Можно проще: моджахеды под Ишимом, на южной границе России, грабеж поездов, создание буферной зоны, партизаны в лесах, блокпосты русской армии, вертолеты ооновцев и его, Лузгина, дурацкое желание скататься на войну. Деревня Казанлык, староста Дякин, моджахеды бригадного генерала Гарибова, в погребе с Валькой Ломакиным, бойцы лейтенанта Елагина, топор и колода, партизаны штурмуют деревню, отход на Ишим, атака с неба… Лузгин по сей день удивлялся, отчего же в последний момент вертолет отвернул. Говорили, что в ооновских «вертушках» — наши летчики. Красиво получалось, как в романе… Скажи спасибо, что живой, выругал себя Лузгин, вот грохнул бы летун еще разок ракетами — тогда уж точно, как в романе. Что, пулеметчики на переправе под Тобольском были марокканцы? Свои, родные, а чесали будь здоров. Вторую лодку в щепки разметелили, один только доплыл, вцепился в борт, его держали за руки (в лодке не было места) до самого берега, но вытащили мертвого — замерз, октябрь, а может, ранен был и умер от потери крови. Поди разберись в темноте…
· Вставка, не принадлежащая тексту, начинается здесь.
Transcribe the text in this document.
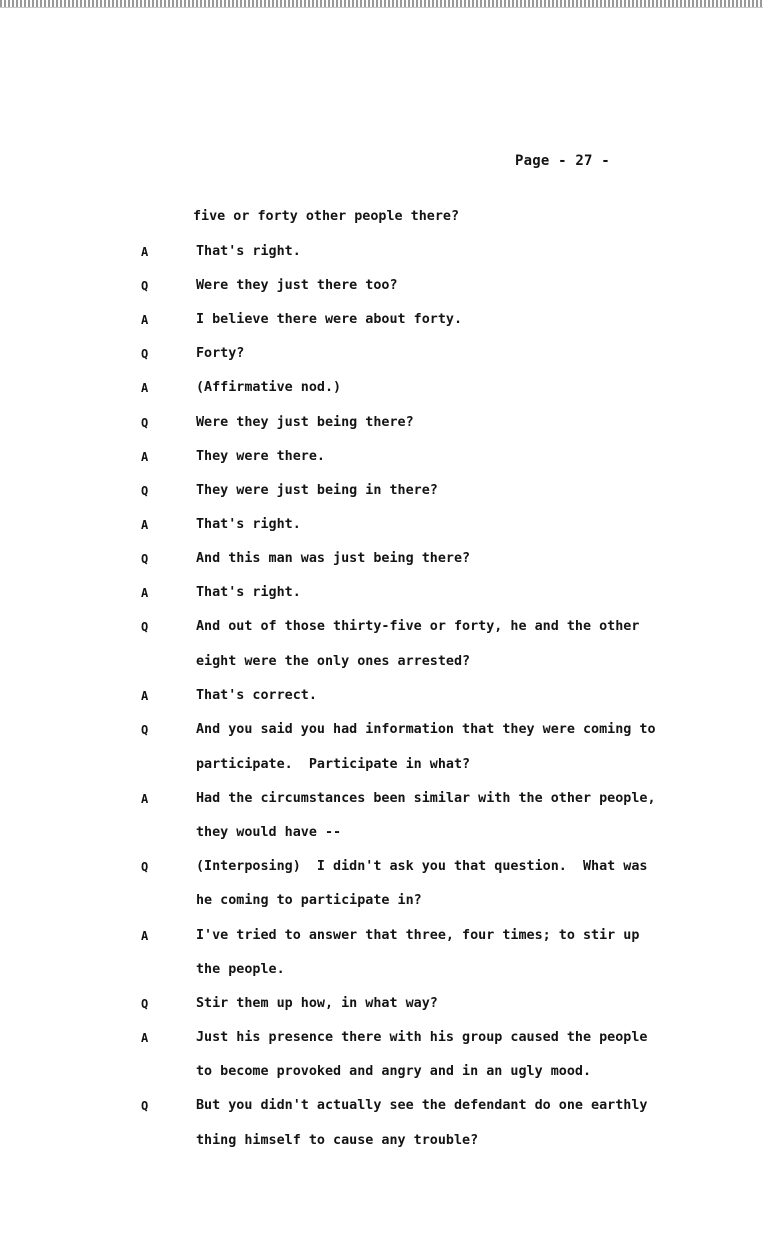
Page - 27 -
five or forty other people there?
A	That's right.
Q	Were they just there too?
A	I believe there were about forty.
Q	Forty?
A	(Affirmative nod.)
Q	Were they just being there?
A	They were there.
Q	They were just being in there?
A	That's right.
Q	And this man was just being there?
A	That's right.
Q	And out of those thirty-five or forty, he and the other
eight were the only ones arrested?
A	That's correct.
Q	And you said you had information that they were coming to
participate.  Participate in what?
A	Had the circumstances been similar with the other people,
they would have --
Q	(Interposing)  I didn't ask you that question.  What was
he coming to participate in?
A	I've tried to answer that three, four times; to stir up
the people.
Q	Stir them up how, in what way?
A	Just his presence there with his group caused the people
to become provoked and angry and in an ugly mood.
Q	But you didn't actually see the defendant do one earthly
thing himself to cause any trouble?
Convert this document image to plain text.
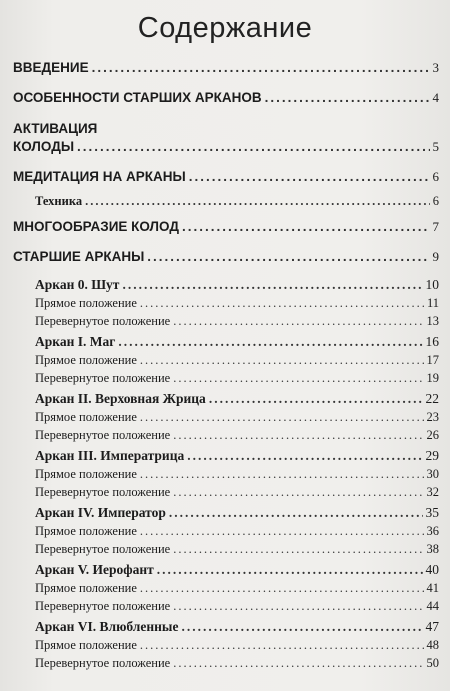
Содержание
ВВЕДЕНИЕ .....	3
ОСОБЕННОСТИ СТАРШИХ АРКАНОВ .....	4
АКТИВАЦИЯ
КОЛОДЫ .....	5
МЕДИТАЦИЯ НА АРКАНЫ .....	6
Техника .....	6
МНОГООБРАЗИЕ КОЛОД .....	7
СТАРШИЕ АРКАНЫ .....	9
Аркан 0. Шут .....	10
Прямое положение .....	11
Перевернутое положение .....	13
Аркан I. Маг .....	16
Прямое положение .....	17
Перевернутое положение .....	19
Аркан II. Верховная Жрица .....	22
Прямое положение .....	23
Перевернутое положение .....	26
Аркан III. Императрица .....	29
Прямое положение .....	30
Перевернутое положение .....	32
Аркан IV. Император .....	35
Прямое положение .....	36
Перевернутое положение .....	38
Аркан V. Иерофант .....	40
Прямое положение .....	41
Перевернутое положение .....	44
Аркан VI. Влюбленные .....	47
Прямое положение .....	48
Перевернутое положение .....	50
Отметается. Длинно, многое придется объяснять. В общем, рассказывать нечего. Опрокинуть стакан — тогда само собою прояснится, но Лузгин уже вторую неделю не пил и развязывать пока не собирался.
Кто бы поверил! На шестом десятке лет профессиональный пьяница Лузгин открыл для себя кайф полной трезвости. Когда и спится хорошо, и естся, и руки не трясутся, и ясно в голове, а что от этой ясности печально на душе, так то печаль совсем иного рода, ничего общего не имеющая с хорошо знакомой Лузгину похмельной злой подавленностью. Он даже просыпаться стал пораньше, заваривал чай в кухне-столовой, со второго яруса спускался тесть, пил свой сбор и воровато скармливал Лузгину диетические сырники, испеченные с вечера тещей. Интересно: родители жены были одногодки, но слово «старик» идеально подходило тестю, а вот к теще «старуха» не вязалось.